Pourtant, les conditions dans lesquelles devrait s’effectuer cette conquête n’ont pas apparu à Marx et à Engels de façon tout à fait identique dans les différentes périodes de leur vie.

« A leurs débuts, écrit Kautsky dans son article « Démocratie et Dictature », Marx et Engels ont subi une forte influence du blanquisme, tout en adoptant, dès l’abord, à son égard, une attitude critique. La dictature du prolétariat, à laquelle ils aspiraient dans leurs premiers ouvrages, conservait encore bien des traits blanquistes. »

Cette affirmation pêche par une certaine inexactitude. Si tant est que Marx considérait les blanquistes de 1848 comme un parti représentant le prolétariat révolutionnaire français – ce en quoi il faisait abstraction de l’apport du révolutionnisme petit-bourgeois qui teintait sensiblement l’idéologie et la politique du blanquisme – il n’en est pas moins vrai qu’il n’existe pas suffisamment de données pour affirmer que Marx et Engels se trouvaient sous l’influence des idées de Blanqui et de ses partisans : Kautsky a raison lorsqu’il signale qu’ils avaient envers ceux-ci une attitude critique. Leur conception initiale de la dictature du prolétariat se plaçait, indéniablement sous l’influence de la tradition jacobine de 1793, dont les blanquistes étaient également pénétrés pour leur part. Le puissant exemple historique de la dictature politique exercée, à l’époque de la terreur, par les classes inférieures de la population parisienne a servi de point de départ à Marx et Engels dans leurs développements sur la future conquête du pouvoir politique par le prolétariat. En 1895 (dans la préface de La guerre civile en France), Engels a établi le bilan de l’expérience que son ami et lui-même ont puisée dans les révolutions de 1848 et de 1871 : « Le temps est passé des révolutions accomplies par la prise soudaine du pouvoir par de petites minorités conscientes à la tête des masses inconscientes. » Lorsqu’il parle ainsi, Engels reconnaissait que, dans la première période de leur activité, il s’agissait pour lui et pour Marx, justement de la conquête du pouvoir politique « par une minorité consciente à la tête des masses inconscientes ».

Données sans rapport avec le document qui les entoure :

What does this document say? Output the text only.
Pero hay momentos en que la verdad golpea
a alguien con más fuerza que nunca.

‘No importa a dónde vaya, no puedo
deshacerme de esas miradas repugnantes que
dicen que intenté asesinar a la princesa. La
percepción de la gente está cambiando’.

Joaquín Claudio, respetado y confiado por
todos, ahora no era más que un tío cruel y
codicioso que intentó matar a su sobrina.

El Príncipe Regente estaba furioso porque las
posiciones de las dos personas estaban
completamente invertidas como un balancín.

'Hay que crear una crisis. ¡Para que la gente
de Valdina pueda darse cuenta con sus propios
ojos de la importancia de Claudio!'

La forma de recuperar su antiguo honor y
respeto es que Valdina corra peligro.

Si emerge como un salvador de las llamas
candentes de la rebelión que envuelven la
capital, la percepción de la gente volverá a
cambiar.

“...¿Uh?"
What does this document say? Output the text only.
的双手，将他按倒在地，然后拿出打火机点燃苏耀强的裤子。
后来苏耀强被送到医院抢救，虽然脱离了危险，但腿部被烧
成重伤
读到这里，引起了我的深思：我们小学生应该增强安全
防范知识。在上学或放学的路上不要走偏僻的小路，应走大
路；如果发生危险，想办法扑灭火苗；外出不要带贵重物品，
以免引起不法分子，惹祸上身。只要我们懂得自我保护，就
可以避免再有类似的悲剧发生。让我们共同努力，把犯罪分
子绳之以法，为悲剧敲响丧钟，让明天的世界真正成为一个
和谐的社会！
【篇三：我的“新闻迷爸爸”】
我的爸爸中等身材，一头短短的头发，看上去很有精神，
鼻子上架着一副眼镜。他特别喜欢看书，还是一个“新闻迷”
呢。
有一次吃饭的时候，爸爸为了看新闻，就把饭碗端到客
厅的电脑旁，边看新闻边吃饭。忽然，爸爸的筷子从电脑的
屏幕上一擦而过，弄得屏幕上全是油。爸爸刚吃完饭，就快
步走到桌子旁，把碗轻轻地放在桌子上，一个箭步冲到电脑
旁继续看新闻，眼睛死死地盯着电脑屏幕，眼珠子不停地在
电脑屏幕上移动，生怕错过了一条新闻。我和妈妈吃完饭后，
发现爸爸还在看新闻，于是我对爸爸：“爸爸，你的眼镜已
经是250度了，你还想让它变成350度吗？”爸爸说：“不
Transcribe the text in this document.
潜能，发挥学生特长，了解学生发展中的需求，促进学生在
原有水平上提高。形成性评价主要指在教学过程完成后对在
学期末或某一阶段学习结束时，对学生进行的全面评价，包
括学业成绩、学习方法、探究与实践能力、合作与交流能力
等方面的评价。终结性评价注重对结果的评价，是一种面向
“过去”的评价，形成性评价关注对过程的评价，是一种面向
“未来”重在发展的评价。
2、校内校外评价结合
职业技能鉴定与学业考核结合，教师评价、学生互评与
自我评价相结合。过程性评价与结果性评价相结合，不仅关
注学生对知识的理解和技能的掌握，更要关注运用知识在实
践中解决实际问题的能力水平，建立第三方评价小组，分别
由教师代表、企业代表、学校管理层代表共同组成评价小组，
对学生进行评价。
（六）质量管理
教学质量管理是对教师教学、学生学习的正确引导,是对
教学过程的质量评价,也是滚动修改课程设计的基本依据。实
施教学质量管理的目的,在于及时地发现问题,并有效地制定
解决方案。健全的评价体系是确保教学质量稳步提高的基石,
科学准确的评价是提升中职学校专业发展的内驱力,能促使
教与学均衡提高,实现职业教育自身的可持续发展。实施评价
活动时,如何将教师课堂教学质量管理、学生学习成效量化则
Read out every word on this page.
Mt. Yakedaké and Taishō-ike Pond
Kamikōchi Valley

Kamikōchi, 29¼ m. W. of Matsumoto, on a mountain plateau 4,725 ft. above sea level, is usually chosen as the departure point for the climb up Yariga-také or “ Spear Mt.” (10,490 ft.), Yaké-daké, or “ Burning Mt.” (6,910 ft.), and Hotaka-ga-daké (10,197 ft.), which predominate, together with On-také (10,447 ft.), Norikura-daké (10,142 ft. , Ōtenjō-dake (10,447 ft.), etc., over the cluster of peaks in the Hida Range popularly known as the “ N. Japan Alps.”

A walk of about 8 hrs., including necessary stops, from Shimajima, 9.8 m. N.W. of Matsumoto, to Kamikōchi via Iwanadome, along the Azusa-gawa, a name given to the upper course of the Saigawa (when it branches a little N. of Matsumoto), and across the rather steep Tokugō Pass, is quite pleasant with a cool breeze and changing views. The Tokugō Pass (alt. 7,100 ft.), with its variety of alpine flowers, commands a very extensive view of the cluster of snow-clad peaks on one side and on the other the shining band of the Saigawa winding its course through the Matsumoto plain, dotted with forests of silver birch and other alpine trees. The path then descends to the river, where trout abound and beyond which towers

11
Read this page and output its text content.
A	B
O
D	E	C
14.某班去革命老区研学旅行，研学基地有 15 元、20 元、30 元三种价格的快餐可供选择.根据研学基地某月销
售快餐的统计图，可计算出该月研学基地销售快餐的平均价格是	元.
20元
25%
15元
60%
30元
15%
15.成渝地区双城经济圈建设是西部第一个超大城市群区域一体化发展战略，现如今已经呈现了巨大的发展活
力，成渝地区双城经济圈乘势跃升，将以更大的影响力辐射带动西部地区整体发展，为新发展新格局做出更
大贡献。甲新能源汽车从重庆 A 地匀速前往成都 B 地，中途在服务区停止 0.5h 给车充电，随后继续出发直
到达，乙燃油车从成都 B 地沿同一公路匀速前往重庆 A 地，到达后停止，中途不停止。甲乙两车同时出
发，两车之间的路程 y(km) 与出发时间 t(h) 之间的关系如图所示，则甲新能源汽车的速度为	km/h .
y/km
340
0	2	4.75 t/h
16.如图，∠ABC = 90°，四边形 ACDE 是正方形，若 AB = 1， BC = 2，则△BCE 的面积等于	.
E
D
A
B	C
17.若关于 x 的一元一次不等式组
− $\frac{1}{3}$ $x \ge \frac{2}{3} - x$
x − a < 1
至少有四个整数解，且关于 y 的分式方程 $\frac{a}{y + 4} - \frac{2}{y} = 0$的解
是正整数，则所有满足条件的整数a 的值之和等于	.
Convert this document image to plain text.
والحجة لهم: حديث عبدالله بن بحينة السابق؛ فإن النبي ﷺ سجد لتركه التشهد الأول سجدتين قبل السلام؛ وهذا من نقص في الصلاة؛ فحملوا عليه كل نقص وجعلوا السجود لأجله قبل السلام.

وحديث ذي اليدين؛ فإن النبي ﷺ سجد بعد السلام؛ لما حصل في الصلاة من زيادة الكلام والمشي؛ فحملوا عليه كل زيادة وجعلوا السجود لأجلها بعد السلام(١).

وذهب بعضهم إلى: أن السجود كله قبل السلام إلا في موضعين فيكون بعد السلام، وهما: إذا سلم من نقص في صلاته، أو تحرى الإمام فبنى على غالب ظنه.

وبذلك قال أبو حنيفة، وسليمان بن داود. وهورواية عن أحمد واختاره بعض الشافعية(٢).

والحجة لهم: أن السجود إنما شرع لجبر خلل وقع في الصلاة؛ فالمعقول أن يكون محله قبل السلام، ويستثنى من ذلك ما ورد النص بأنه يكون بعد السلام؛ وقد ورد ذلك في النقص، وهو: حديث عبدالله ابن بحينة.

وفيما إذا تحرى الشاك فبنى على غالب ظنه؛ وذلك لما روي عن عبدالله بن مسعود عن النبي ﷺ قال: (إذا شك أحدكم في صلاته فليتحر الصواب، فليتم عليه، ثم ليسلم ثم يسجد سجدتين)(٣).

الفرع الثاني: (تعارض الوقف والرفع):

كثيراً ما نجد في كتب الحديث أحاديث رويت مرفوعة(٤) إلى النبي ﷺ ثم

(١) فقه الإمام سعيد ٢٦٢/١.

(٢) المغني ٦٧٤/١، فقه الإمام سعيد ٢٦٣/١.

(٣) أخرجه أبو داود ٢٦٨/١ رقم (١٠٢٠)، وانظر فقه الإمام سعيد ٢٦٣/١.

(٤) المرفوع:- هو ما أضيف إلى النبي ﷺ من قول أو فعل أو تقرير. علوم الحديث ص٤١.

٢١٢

En d’autres mots, il s’agissait justement de refaire au XIX° siècle, l’expérience de la dictature jacobine, où le rôle des jacobins et des cordeliers serait tenu par les éléments révolutionnaires conscients du prolétariat, lesquels s’appuieraient sur la fermentation sociale confuse des masses populaires. Par la politique adroite, que, par sa science de la pratique et de la théorie du socialisme scientifique, elle saurait mener après la prise du pouvoir, cette avant-garde devrait associer les larges masses prolétariennes aux problèmes historiques du lendemain de la révolution et les élever au rang d’auteurs conscients de l’action historique. Seule, une telle conception de la dictature du prolétariat pouvait permettre à Marx et Engels d’envisager que, après une accalmie plus ou moins prolongée, la révolution de 1848 – commencée par un dernier corps à corps entre la société féodale et la bourgeoisie et par des conflits internes entre les différentes couches de cette dernière – trouverait sa conclusion dans la victoire historique du prolétariat sur la société bourgeoise.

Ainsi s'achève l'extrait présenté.